Now trinckle is embedding its Additive App Suite inside StratasysGrabCAD Print and GrabCAD Print Pro tools. This will make it easier for existing Stratasys users to use the app. The companies are set to showcase the integration at RAPID + TCT this week, where Stratasys will feature the App Suite in its booth. The App Suite now makes it easy to create end effectors, jaws, trays, and shadow boards for robots. You can also toy a bit with the apps to make slightly different things, such as inserts for carrying cases, general desk organization, or stands. The Photo-to-Outline feature lets you take pictures and transform them into a cutout of a pair of pliers, for example, or of a specific 3D printed tool. I’ve tested it, and it works. If you were trying to set up a workstation or working in production, I’d try this out now for sure. The company hopes to expand on the current functionality, including break-off labels, masking tools, and drill guides.

Victor Gerdes, Vice President, Software, Stratasys, said,

“By transforming GrabCAD Print into a platform that guides engineers through automated, production-ready workflows, we’re making additive manufacturing faster and more accessible across the factory floor. The Additive App Suite allows teams to go from a production problem to a print-ready solution in minutes, not days, expanding the impact of AM beyond the lab.”

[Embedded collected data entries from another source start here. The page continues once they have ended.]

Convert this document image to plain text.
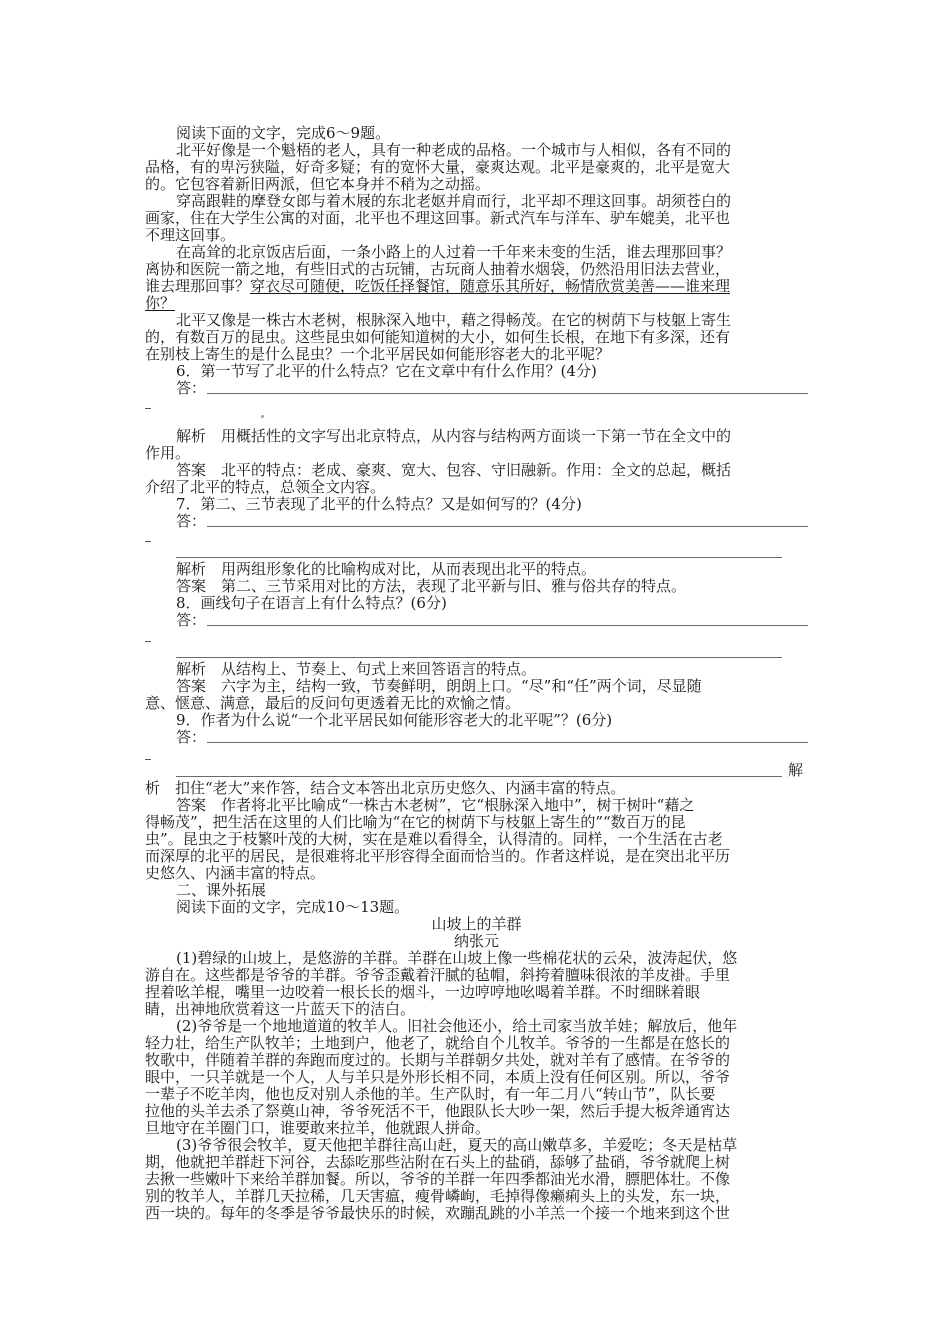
阅读下面的文字，完成6～9题。
北平好像是一个魁梧的老人，具有一种老成的品格。一个城市与人相似，各有不同的
品格，有的卑污狭隘，好奇多疑；有的宽怀大量，豪爽达观。北平是豪爽的，北平是宽大
的。它包容着新旧两派，但它本身并不稍为之动摇。
穿高跟鞋的摩登女郎与着木屐的东北老妪并肩而行，北平却不理这回事。胡须苍白的
画家，住在大学生公寓的对面，北平也不理这回事。新式汽车与洋车、驴车媲美，北平也
不理这回事。
在高耸的北京饭店后面，一条小路上的人过着一千年来未变的生活，谁去理那回事？
离协和医院一箭之地，有些旧式的古玩铺，古玩商人抽着水烟袋，仍然沿用旧法去营业，
谁去理那回事？穿衣尽可随便，吃饭任择餐馆，随意乐其所好，畅情欣赏美善——谁来理
你？
北平又像是一株古木老树，根脉深入地中，藉之得畅茂。在它的树荫下与枝躯上寄生
的，有数百万的昆虫。这些昆虫如何能知道树的大小，如何生长根，在地下有多深，还有
在别枝上寄生的是什么昆虫？一个北平居民如何能形容老大的北平呢？
6．第一节写了北平的什么特点？它在文章中有什么作用？(4分)
答：
解析　用概括性的文字写出北京特点，从内容与结构两方面谈一下第一节在全文中的
作用。
答案　北平的特点：老成、豪爽、宽大、包容、守旧融新。作用：全文的总起，概括
介绍了北平的特点，总领全文内容。
7．第二、三节表现了北平的什么特点？又是如何写的？(4分)
答：
解析　用两组形象化的比喻构成对比，从而表现出北平的特点。
答案　第二、三节采用对比的方法，表现了北平新与旧、雅与俗共存的特点。
8．画线句子在语言上有什么特点？(6分)
答：
解析　从结构上、节奏上、句式上来回答语言的特点。
答案　六字为主，结构一致，节奏鲜明，朗朗上口。“尽”和“任”两个词，尽显随
意、惬意、满意，最后的反问句更透着无比的欢愉之情。
9．作者为什么说“一个北平居民如何能形容老大的北平呢”？(6分)
答：
解
析　扣住“老大”来作答，结合文本答出北京历史悠久、内涵丰富的特点。
答案　作者将北平比喻成“一株古木老树”，它“根脉深入地中”，树干树叶“藉之
得畅茂”，把生活在这里的人们比喻为“在它的树荫下与枝躯上寄生的”“数百万的昆
虫”。昆虫之于枝繁叶茂的大树，实在是难以看得全，认得清的。同样，一个生活在古老
而深厚的北平的居民，是很难将北平形容得全面而恰当的。作者这样说，是在突出北平历
史悠久、内涵丰富的特点。
二、课外拓展
阅读下面的文字，完成10～13题。
山坡上的羊群
纳张元
(1)碧绿的山坡上，是悠游的羊群。羊群在山坡上像一些棉花状的云朵，波涛起伏，悠
游自在。这些都是爷爷的羊群。爷爷歪戴着汗腻的毡帽，斜挎着膻味很浓的羊皮褂。手里
捏着吆羊棍，嘴里一边咬着一根长长的烟斗，一边哼哼地吆喝着羊群。不时细眯着眼
睛，出神地欣赏着这一片蓝天下的洁白。
(2)爷爷是一个地地道道的牧羊人。旧社会他还小，给土司家当放羊娃；解放后，他年
轻力壮，给生产队牧羊；土地到户，他老了，就给自个儿牧羊。爷爷的一生都是在悠长的
牧歌中，伴随着羊群的奔跑而度过的。长期与羊群朝夕共处，就对羊有了感情。在爷爷的
眼中，一只羊就是一个人，人与羊只是外形长相不同，本质上没有任何区别。所以，爷爷
一辈子不吃羊肉，他也反对别人杀他的羊。生产队时，有一年二月八“转山节”，队长要
拉他的头羊去杀了祭奠山神，爷爷死活不干，他跟队长大吵一架，然后手提大板斧通宵达
旦地守在羊圈门口，谁要敢来拉羊，他就跟人拼命。
(3)爷爷很会牧羊，夏天他把羊群往高山赶，夏天的高山嫩草多，羊爱吃；冬天是枯草
期，他就把羊群赶下河谷，去舔吃那些沾附在石头上的盐硝，舔够了盐硝，爷爷就爬上树
去揪一些嫩叶下来给羊群加餐。所以，爷爷的羊群一年四季都油光水滑，膘肥体壮。不像
别的牧羊人，羊群几天拉稀，几天害瘟，瘦骨嶙峋，毛掉得像癞痢头上的头发，东一块，
西一块的。每年的冬季是爷爷最快乐的时候，欢蹦乱跳的小羊羔一个接一个地来到这个世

trinckle CEO Florian Reichle mentioned that,

“This agreement builds on our ongoing partnership with Stratasys and continues the collaboration that began with the exclusive integration of fixturemate into GrabCAD Print Pro last year. Together, we are addressing one of the practical barriers to wider adoption of additive manufacturing – the reliance on specialized CAD skills and the time-consuming nature of manual design work. By extending the Additive App Suite into the Stratasys ecosystem, we are expanding access to a wider group of users while also benefiting from feedback that helps guide the product roadmap through real-world use cases.”

I really love this product and love what trinckle is doing. By making it easier for the other ten thousand people in the company to use additive, it can act as an accelerator for the adoption of 3D printing. By moving the user closer to the solution, the product is empowering people to solve their own issues. It’s also super cost-effective to use this quickly using the app and then print it out locally. That feedback loop is quick and would therefore solve the problem faster than alternatives. A lot of times, just the perfect solution for additive doesn’t get made because the user or person with the problem can’t do CAD. So this could get a manufacturing team to solve a problem that would otherwise never be solved, and just go on to cost a company in time or bother. More users, more solutions being made, and more money being saved mean that 3D printing will have more value. Your in-house Stratasys printer is now more useful, and its utilization will be higher, too, reducing moving costs.

That kind of flywheel effect can lead to broader adoption of 3D printing. 3D printing is becoming much more accessible and useful. But one recurring bottleneck is in design. A simple, straightforward path to acquiring geometry and building a solution is what we need to make our market much bigger, and trickle is aiming to offer this to all.